We really seem to have settled on three sizes. Tweets, miss, and subs. Why is that the case?
Surely more speakers handling less varied frequencies means a better response, right?
The reason is to do with physics and the engineering of drivers. To reproduce low frequencies at standard levels in a room a driver needs to be large to displace enough air. For high fidelity in the home this tends to be around 10-12" or several smaller drivers. As the frequency rises the cone is going to cease moving as one and start resonating which degrades sound quality. A driver can typically cover a frequency range of about a decade with a flat response between a low frequency roll-off in output due to being too small and a high frequency degradation due to being too big and the cone, surround and suspension resonating. In order for the resonances to start at a higher frequency the cone needs to be smaller. Fortunately at higher frequencies physics requires less air to be displaced to be equally as loud as low frequencies. So a smaller driver that doesn’t reproduce the low frequencies enables us to cover another decade at higher frequency.

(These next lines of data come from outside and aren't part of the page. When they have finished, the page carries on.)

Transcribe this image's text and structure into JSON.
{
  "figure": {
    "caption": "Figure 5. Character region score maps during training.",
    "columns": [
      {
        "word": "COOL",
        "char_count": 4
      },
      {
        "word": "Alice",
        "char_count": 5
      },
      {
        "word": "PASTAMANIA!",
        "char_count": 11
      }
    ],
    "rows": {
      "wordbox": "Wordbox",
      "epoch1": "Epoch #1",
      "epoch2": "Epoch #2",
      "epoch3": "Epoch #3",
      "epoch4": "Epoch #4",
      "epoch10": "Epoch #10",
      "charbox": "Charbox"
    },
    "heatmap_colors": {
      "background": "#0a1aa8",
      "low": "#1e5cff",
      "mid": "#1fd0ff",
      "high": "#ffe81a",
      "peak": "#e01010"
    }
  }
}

This leads to a high sound quality speaker requiring around 3 driver sizes to cover the 3 decades from 20-20kHz. Other details to do with overlapping crossover regions, smooth radiation patterns, controlling room modes at low frequencies leads to the optimum being more like 4 in the form of subs distributed around the room for the lowest couple of octaves and 3 way mains.
Having said that a small and modestly priced 2 way with 6.5" midwoofer and 1" tweeter can often do a pretty good job. It won’t play loud enough cleanly, go deep enough cleanly and will have some audible degradation due to resonances but often not to an intrusive extent.